Let $L>0$. Is it possible to find $0<\varepsilon <L$ and a cut off function $\psi: [0,L]\rightarrow \mathbb{R}$, such that
i) $\psi \in C^3([0,L])$,
ii) $\psi(x)=0$ for all $x \in [0,\varepsilon]$,
iii) $\psi(x)=1$ for all $x \in [L-\varepsilon, L]$,
and $$|\psi'(x)||\psi(x)| < \frac{1}{6}, \quad \forall x \in [0,L]?$$
Remark: If $L \leq 3$, such function doesn't exist. (In this case is easy to obtain a contradiction)

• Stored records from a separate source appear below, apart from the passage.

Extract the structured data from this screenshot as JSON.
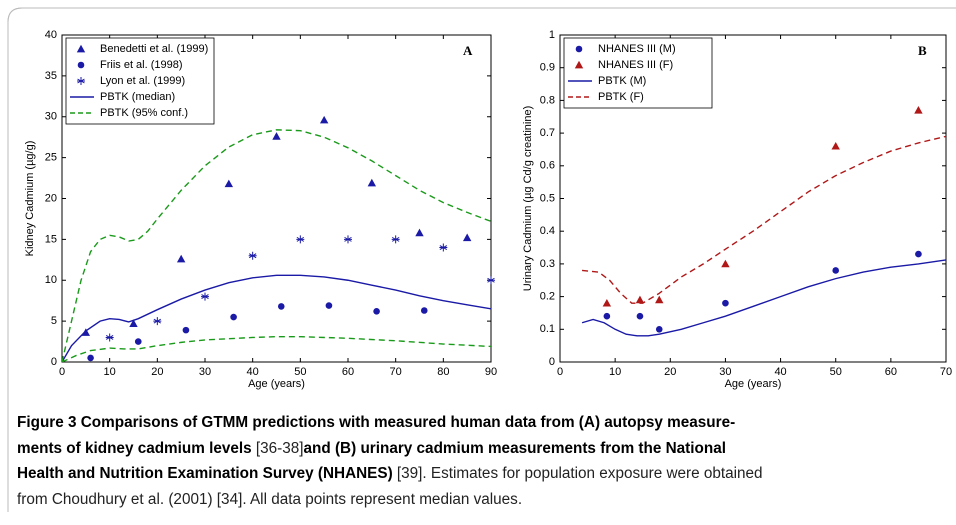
{
  "chart_data": [
    {
      "type": "line",
      "annotation": "A",
      "xlabel": "Age (years)",
      "ylabel": "Kidney Cadmium (µg/g)",
      "xlim": [
        0,
        90
      ],
      "xticks": [
        0,
        10,
        20,
        30,
        40,
        50,
        60,
        70,
        80,
        90
      ],
      "ylim": [
        0,
        40
      ],
      "yticks": [
        0,
        5,
        10,
        15,
        20,
        25,
        30,
        35,
        40
      ],
      "grid": false,
      "legend": "upper left",
      "series": [
        {
          "name": "Benedetti et al. (1999)",
          "color": "#1a1aa6",
          "style": "markers",
          "marker": "triangle",
          "x": [
            5,
            15,
            25,
            35,
            45,
            55,
            65,
            75,
            85
          ],
          "values": [
            3.6,
            4.7,
            12.6,
            21.8,
            27.6,
            29.6,
            21.9,
            15.8,
            15.2
          ]
        },
        {
          "name": "Friis et al. (1998)",
          "color": "#1a1aa6",
          "style": "markers",
          "marker": "circle",
          "x": [
            6,
            16,
            26,
            36,
            46,
            56,
            66,
            76
          ],
          "values": [
            0.5,
            2.5,
            3.9,
            5.5,
            6.8,
            6.9,
            6.2,
            6.3
          ]
        },
        {
          "name": "Lyon et al. (1999)",
          "color": "#1a1aa6",
          "style": "markers",
          "marker": "star",
          "x": [
            10,
            20,
            30,
            40,
            50,
            60,
            70,
            80,
            90
          ],
          "values": [
            3,
            5,
            8,
            13,
            15,
            15,
            15,
            14,
            10
          ]
        },
        {
          "name": "PBTK (median)",
          "color": "#1a1aa6",
          "style": "solid",
          "x": [
            0,
            2,
            5,
            8,
            10,
            12,
            14,
            16,
            20,
            25,
            30,
            35,
            40,
            45,
            50,
            55,
            60,
            65,
            70,
            75,
            80,
            85,
            90
          ],
          "values": [
            0,
            2,
            3.8,
            5,
            5.3,
            5.2,
            4.9,
            5.3,
            6.4,
            7.7,
            8.8,
            9.7,
            10.3,
            10.6,
            10.6,
            10.4,
            10,
            9.4,
            8.8,
            8.1,
            7.5,
            7,
            6.5
          ]
        },
        {
          "name": "PBTK (95% conf.)",
          "color": "#1a9a1a",
          "style": "dashed",
          "x": [
            0,
            2,
            4,
            6,
            8,
            10,
            12,
            14,
            16,
            18,
            20,
            25,
            30,
            35,
            40,
            45,
            50,
            55,
            60,
            65,
            70,
            75,
            80,
            85,
            90
          ],
          "values": [
            0,
            5,
            10,
            13.5,
            15,
            15.5,
            15.3,
            14.8,
            15,
            16,
            17.5,
            21,
            24,
            26.3,
            27.8,
            28.4,
            28.3,
            27.5,
            26.2,
            24.6,
            22.8,
            21,
            19.5,
            18.3,
            17.2
          ]
        },
        {
          "color": "#1a9a1a",
          "style": "dashed",
          "x": [
            0,
            3,
            6,
            10,
            13,
            16,
            20,
            25,
            30,
            40,
            45,
            50,
            60,
            70,
            80,
            90
          ],
          "values": [
            0,
            0.8,
            1.4,
            1.7,
            1.6,
            1.6,
            2,
            2.4,
            2.7,
            3,
            3.1,
            3.1,
            2.9,
            2.6,
            2.2,
            1.9
          ]
        }
      ]
    },
    {
      "type": "line",
      "annotation": "B",
      "xlabel": "Age (years)",
      "ylabel": "Urinary Cadmium (µg Cd/g creatinine)",
      "xlim": [
        0,
        70
      ],
      "xticks": [
        0,
        10,
        20,
        30,
        40,
        50,
        60,
        70
      ],
      "ylim": [
        0,
        1
      ],
      "yticks": [
        0,
        0.1,
        0.2,
        0.3,
        0.4,
        0.5,
        0.6,
        0.7,
        0.8,
        0.9,
        1
      ],
      "grid": false,
      "legend": "upper left",
      "series": [
        {
          "name": "NHANES III (M)",
          "color": "#1a1aa6",
          "style": "markers",
          "marker": "circle",
          "x": [
            8.5,
            14.5,
            18,
            30,
            50,
            65
          ],
          "values": [
            0.14,
            0.14,
            0.1,
            0.18,
            0.28,
            0.33
          ]
        },
        {
          "name": "NHANES III (F)",
          "color": "#b01818",
          "style": "markers",
          "marker": "triangle",
          "x": [
            8.5,
            14.5,
            18,
            30,
            50,
            65
          ],
          "values": [
            0.18,
            0.19,
            0.19,
            0.3,
            0.66,
            0.77
          ]
        },
        {
          "name": "PBTK (M)",
          "color": "#1a1aa6",
          "style": "solid",
          "x": [
            4,
            6,
            8,
            10,
            12,
            14,
            16,
            18,
            22,
            26,
            30,
            35,
            40,
            45,
            50,
            55,
            60,
            65,
            70
          ],
          "values": [
            0.12,
            0.13,
            0.12,
            0.1,
            0.085,
            0.08,
            0.08,
            0.085,
            0.1,
            0.12,
            0.14,
            0.17,
            0.2,
            0.23,
            0.255,
            0.275,
            0.29,
            0.3,
            0.312
          ]
        },
        {
          "name": "PBTK (F)",
          "color": "#b01818",
          "style": "dashed",
          "x": [
            4,
            7,
            9,
            11,
            13,
            15,
            18,
            22,
            26,
            30,
            35,
            40,
            45,
            50,
            55,
            60,
            65,
            70
          ],
          "values": [
            0.28,
            0.275,
            0.25,
            0.21,
            0.18,
            0.18,
            0.21,
            0.26,
            0.3,
            0.345,
            0.4,
            0.46,
            0.52,
            0.57,
            0.61,
            0.645,
            0.67,
            0.69
          ]
        }
      ]
    }
  ],
  "caption": {
    "lines": [
      [
        {
          "text": "Figure 3 Comparisons of GTMM predictions with measured human data from (A) autopsy measure-",
          "bold": true
        }
      ],
      [
        {
          "text": "ments of kidney cadmium levels",
          "bold": true
        },
        {
          "text": " [36-38]",
          "bold": false
        },
        {
          "text": "and (B) urinary cadmium measurements from the National",
          "bold": true
        }
      ],
      [
        {
          "text": "Health and Nutrition Examination Survey (NHANES)",
          "bold": true
        },
        {
          "text": " [39]. Estimates for population exposure were obtained",
          "bold": false
        }
      ],
      [
        {
          "text": "from Choudhury et al. (2001) [34]. All data points represent median values.",
          "bold": false
        }
      ]
    ]
  }
}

Start with the density function $f(t) = 140 t^3 (1-t)^3$, $t\in [0,1]$. Then the CDF $F(x) = \int_0^x f(t) \, \mathrm{d} t = 35 x^4 - 84 x^5 + 70 x^6 - 20 x^7$, satisfies: \begin{align} 1) & \quad F(0) = 0,\, F(1) = 1\\ 2) & \quad F^{(k)}(0) = F^{(k)}(1) = 0, \quad k\in{1,2,3}\\ 3) & \quad F(x), F^\prime(x) \ge 0 \mbox{ for } x\in[0,1] \\ 4) & \quad \max_{x\in[0,1]}{F(x) F^\prime(x)} \le 2 \end{align}
Now you can define (taking $\varepsilon < \frac12 L$): $$ \psi(x)=\begin{cases} 0 & x<\varepsilon;\\ F\left(\frac{x-\varepsilon}{L-2\varepsilon}\right) & \varepsilon\le x\le L-\varepsilon;\\ 1 & x>L-\varepsilon. \end{cases} $$ By the scaling of the function $\psi(x)$ (and its derivative), we have $\max_{x\in[0,L]} \psi(x) \psi^\prime(x) \le \frac{2}{L-2\varepsilon}$. So this will be small if $L$ is sufficiently large.